Saturday, December 2, 2023

Face the future as cheerfully as possible. Someone wrote once that of all the encouragement Christ extends to us in the scriptures, of all the hope He repeatedly offers to us, that which we repeatedly fail to accept is the encouragement to “be of good cheer.” May we please take Christ at His word? Could we just try it? May we embrace that happy, hope-filled invitation tonight as we seize yet another chance to start a new year and make of our life exactly what we want it to be.

As with all of His invitations to us, Christ lived them before He taught them. In spite of the burdens that He bore, He was optimistic, positive, and He helped others to be the same, including, I might add, prophets of God. From the depths of Liberty Jail—and the depths of despair he experienced there—the Prophet Joseph Smith’s ultimate counsel to the Saints who were outside praying for his release was to “cheerfully do all things that lie in our power; and then may we stand still, with the utmost assurance, to see the salvation of God, and for his arm to be revealed.” And no one is more positive, more optimistic, more filled with hope than Russell Marion Nelson, our living prophet who echoed Joseph’s counsel when he said to us recently: “No spiritual blessing will be withheld from the righteous. … The Lord would have us look … to the future ‘with joyful anticipation’ [Teachings of Presidents of the Church: Joseph Smith (2007), 513].” Prophets are of good cheer because they are true disciples of Jesus Christ, and that is the ultimate source of all optimism.
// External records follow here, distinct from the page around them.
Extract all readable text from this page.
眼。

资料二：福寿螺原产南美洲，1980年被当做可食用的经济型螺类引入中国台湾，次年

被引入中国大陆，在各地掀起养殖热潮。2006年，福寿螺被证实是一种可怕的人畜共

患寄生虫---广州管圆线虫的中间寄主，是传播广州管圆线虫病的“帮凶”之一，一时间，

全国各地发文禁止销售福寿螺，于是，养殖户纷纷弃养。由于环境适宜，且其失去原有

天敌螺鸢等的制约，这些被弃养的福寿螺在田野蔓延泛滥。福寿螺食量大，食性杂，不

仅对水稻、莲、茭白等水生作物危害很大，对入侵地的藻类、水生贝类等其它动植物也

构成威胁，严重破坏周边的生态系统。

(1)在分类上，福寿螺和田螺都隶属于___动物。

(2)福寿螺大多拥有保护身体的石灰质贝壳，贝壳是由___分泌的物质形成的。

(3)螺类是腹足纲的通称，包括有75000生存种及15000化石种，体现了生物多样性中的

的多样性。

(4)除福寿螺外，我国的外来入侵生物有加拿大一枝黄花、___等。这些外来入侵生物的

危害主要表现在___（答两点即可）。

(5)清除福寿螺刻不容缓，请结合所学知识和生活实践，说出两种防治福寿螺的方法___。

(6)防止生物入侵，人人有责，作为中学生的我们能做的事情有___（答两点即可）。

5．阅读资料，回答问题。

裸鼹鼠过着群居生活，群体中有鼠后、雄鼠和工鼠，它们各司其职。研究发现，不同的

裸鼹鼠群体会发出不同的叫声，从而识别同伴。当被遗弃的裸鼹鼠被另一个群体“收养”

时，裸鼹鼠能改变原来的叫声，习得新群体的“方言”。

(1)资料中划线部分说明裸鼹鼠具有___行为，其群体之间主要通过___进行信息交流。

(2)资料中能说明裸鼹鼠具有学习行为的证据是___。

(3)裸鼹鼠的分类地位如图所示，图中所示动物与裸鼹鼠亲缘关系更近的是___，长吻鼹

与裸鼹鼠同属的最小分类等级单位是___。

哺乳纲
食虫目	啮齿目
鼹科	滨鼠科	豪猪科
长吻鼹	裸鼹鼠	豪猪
Prophets are of good cheer because they know the plan; they know who wins in the end.

As Sister Holland has said so beautifully, the ability to see the world positively is yet another gift from God. “Men”—and I might add women and children—“are, that they might have joy,” the scriptures are wont to tell us. That is why it is a “plan of happiness.” As a result of that plan and Christ’s Atonement at the heart of it, we can be hopeful no matter how dark some days might be.

The grandeur of the Savior’s example in this matter deserves our reverence as we face a new year, a year that might hold some challenges for some of us. Think about it. How could Jesus speak of cheerfulness in the midst of all the anguish that He faced moving toward the Crucifixion? Even in the fateful atmosphere that must have prevailed at the Last Supper, Christ is still reminding His disciples of the reason, and their duty, to “be of good cheer.” I have wondered, with the pain that lay ahead of Him, how He could speak so positively and expect His brethren to view all of this buoyantly. Surely, this manifestation of His faith, of His hope and charity, comes because He knows the end of the story. He knows righteousness prevails when final accounts are completed. He knows that light always conquers darkness forever and forever and forever. He knows His Father in Heaven never gives a commandment without also providing the way to fulfill it. A victory makes everyone cheerful, and Christ was the victor in His great contest with death and hell. Now, that’s heavy theology tonight, but that is what they were to be happy about. Christ triumphant is the source of our hope in this new year and every year—forever.